Doch auf Tonschwankungen, Veränderung der Instrumentenstimmung oder Unsauberkeiten im Ensemble oder im Chor reagieren Absoluthörer äußerst sensibel. Sind die Kollegen etwas zu hoch oder zu tief geht Hornist Geoffrey Winter musikalisch mit – zähneknirschend, wie er sagt. "Ich weiß dann, dass es nicht stimmt. Und das ist manchmal sehr schmerzhaft," Wer ein Streichinstrument spielt hat es besonders schwer. Denn hier werden Töne auf dem Griffbrett gegriffen und alles muss auf den Millimeter genau stimmen. Werden Geige, Bratsche oder Cello – zum Beispiel in der Barockmusik – tiefer gestimmt als die üblichen 444 Hertz des so genannten Kammertons, so gibt es eine irritierende Reibung zwischen dem gewohnten Ton "im Ohr" und dem Ton, der auf dem Instrument produziert wird.

Der innere Knopf

Für Susanne Patitz hatte dies Folgen. Sie kann Barockmusik nicht spielen. "Ich hatte mal eine Einladung, in der Kirche zu musizieren, die Probe kam, die Orgel gab das ‚a’, und es war völlig klar, dass ich keine Chance habe.
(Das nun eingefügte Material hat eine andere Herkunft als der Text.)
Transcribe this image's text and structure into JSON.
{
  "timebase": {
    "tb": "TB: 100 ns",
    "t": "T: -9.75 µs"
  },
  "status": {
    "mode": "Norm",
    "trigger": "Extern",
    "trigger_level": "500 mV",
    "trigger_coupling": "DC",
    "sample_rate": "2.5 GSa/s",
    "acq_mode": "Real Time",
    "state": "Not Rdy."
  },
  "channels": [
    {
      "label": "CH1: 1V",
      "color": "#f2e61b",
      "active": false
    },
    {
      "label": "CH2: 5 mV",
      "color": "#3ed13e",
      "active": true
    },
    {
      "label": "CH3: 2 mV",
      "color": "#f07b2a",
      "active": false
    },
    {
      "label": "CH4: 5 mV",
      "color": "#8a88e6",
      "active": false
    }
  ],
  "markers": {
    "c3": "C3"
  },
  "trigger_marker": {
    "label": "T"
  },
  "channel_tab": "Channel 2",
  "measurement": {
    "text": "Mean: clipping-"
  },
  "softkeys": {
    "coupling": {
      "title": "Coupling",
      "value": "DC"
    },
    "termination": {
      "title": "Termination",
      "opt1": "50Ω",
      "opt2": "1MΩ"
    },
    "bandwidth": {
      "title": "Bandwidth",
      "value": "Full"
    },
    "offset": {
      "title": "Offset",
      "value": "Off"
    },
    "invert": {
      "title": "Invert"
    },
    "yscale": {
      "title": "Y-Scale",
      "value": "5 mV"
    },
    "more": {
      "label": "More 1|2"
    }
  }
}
Ich habe die Bratsche tiefer gestimmt. Aber in dem Moment, wo ich angefangen habe zu spielen, habe ich automatisch den Ausgleich über die Finger gemacht. Ich habe dann den Halbton höher gegriffen, den ich eigentlich gerade runter gestimmt habe." Auch wenn die Bratschistin bei anderen Orchestern gastiert muss sie ihr Gehör neu einstellen: "Ich stehe dann im Hotel und spiele leere Saiten, viele reine Intervalle, Quarten, Quinten, Oktaven. Und drehe an meinem inneren Knopf."

Stress im Alltag

Geoffrey Winter, Hornist im Beethoven-Orchester Bonn (Foto: Beethovenorchester)
Geoffrey WinterBild: Beethovenorchester

Alltagsgeräusche, Autolärm, Sirenen, aber auch die ständige Musikberieselung können bei absolut Hörenden Stress verursachen. Susanne Patitz findet das einfach nur nervig und versucht, solche Geräuschquellen möglichst auszublenden. Hornist Winter hält das Gedudel oft nicht aus. Und wenn dann klassische Musik in einer Pop-Version erklingt ist sein Unbehagen besonders groß. "Ich habe mal im Aufzug eine Bearbeitung von Tschaikowskys Klavierkonzert gehört. Im falschen Metrum und einer falschen Tonart! Es war nicht zu ertragen! Ich musste einfach raus."

Auf Flügeln

Musik, so scheint es, kann beflügeln, aber auch zur Bürde werden. Ganz entspannt einfach mal zuhören wenn andere musizieren – das fällt Susanne Patitz und ihrem absoluten Gehör schwer. "Ich erlebe, dass mich 90 Prozent der Musik leider nicht so befriedigen. Ich habe dann eher so ein Missbehagen im Bauch. Aber wenn die anderen 10 Prozent kommen, dann geht die Welt auf." Aber leider, so sagt sie, komme dies nur selten vor.